お祖父様やお祖母様、伯父様たちに甘やかされ、海王国のあちこちへと観光に連れて行ってもらい、私がぎこちなく笑顔を浮かべられるようになった頃、プレゼントと渡されのは……。
「水の、せ……、精霊様ですか?」
空中をゆらゆらと泳ぐ大きな青い魚は、中級精霊様だそうです。
「うむ。こいつらに頼まれて儂が見つけてきた。精霊力も強く常識もあるいい精霊だ。プリシラの護衛にちょうどいい」
瑠璃様の満足気な顔に何も言えなくなりましたけど、私に精霊様の護衛って大げさではないでしょうか?

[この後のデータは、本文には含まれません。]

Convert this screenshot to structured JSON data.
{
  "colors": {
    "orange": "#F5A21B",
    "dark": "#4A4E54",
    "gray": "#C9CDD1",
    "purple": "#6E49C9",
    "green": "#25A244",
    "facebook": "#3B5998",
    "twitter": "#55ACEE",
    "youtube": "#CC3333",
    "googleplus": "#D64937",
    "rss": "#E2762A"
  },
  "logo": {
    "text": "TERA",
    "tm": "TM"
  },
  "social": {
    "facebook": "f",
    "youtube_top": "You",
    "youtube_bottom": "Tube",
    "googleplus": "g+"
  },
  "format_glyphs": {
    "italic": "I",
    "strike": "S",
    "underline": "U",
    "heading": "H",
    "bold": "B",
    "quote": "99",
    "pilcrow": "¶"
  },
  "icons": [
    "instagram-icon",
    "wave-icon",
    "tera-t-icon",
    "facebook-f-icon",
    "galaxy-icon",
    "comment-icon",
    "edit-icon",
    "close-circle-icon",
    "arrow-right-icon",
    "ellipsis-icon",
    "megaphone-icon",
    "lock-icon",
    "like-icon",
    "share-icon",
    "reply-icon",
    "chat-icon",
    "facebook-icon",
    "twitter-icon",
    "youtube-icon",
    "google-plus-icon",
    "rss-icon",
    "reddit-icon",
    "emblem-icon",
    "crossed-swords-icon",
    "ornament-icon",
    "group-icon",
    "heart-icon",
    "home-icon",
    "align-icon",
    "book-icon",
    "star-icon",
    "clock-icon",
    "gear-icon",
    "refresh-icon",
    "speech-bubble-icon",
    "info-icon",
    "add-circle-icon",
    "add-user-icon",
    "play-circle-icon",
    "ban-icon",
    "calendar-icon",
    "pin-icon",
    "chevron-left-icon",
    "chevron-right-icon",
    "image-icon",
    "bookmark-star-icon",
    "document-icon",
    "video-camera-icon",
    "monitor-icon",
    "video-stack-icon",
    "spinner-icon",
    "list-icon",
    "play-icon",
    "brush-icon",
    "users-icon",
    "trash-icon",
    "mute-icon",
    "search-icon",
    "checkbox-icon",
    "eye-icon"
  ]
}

呆気にとられ、精霊様のヒラヒラとしたキレイなヒレを仰ぎ見ていると、ポワンと人化されました。
確か……精霊様でも人化できる精霊様はかなり精霊力の強いと聞いた気がしますが?
「ふむ。なかなかいい子ですね。エメと呼ぶことを許しましょう」
「エ……エメ?」
うぐっ!
ただ、教えてもらった名前を口にしただけなのに、体全体の力が一気に抜け立ってもいられない。
恐ろしいほどの脱力感に意識も薄くなっていきます。
「おいおい。契約するならすると言いなさい。プリシラの魔力が枯渇してしまった」
魔力の枯渇?
ああ……それは大変です。
そうして、知らない内に水の中級精霊エメと契約した私は、その代償として魔力枯渇状態になり、ベッドの住民となったのでした。
私のせいで予定より大幅に遅れてブループールの街へ、前辺境伯夫人のナディア様と戻ってきました。
そして、瑠璃様がエメ用にと作ったのは騎士団の演習場の端っこの池。
それも、皆さんに無断で作られました。
「ねえねえ、リヴァイアサン様。この池の水、塩分を足してもいいかな?」
「なんじゃ。お主は水の精霊じゃろう?」
「うーん、ずっと海にいたからねぇ。海水じゃないとしっくりこないから。えいっ」
……ごめんなさい、私の契約精霊のせいで勝手に池を作っただけでなく、塩水の池になってしまいました。
オロオロとする私に、レン君といつも一緒にいる紫紺様がポンポンと尻尾で背中を叩いて慰めてくれます。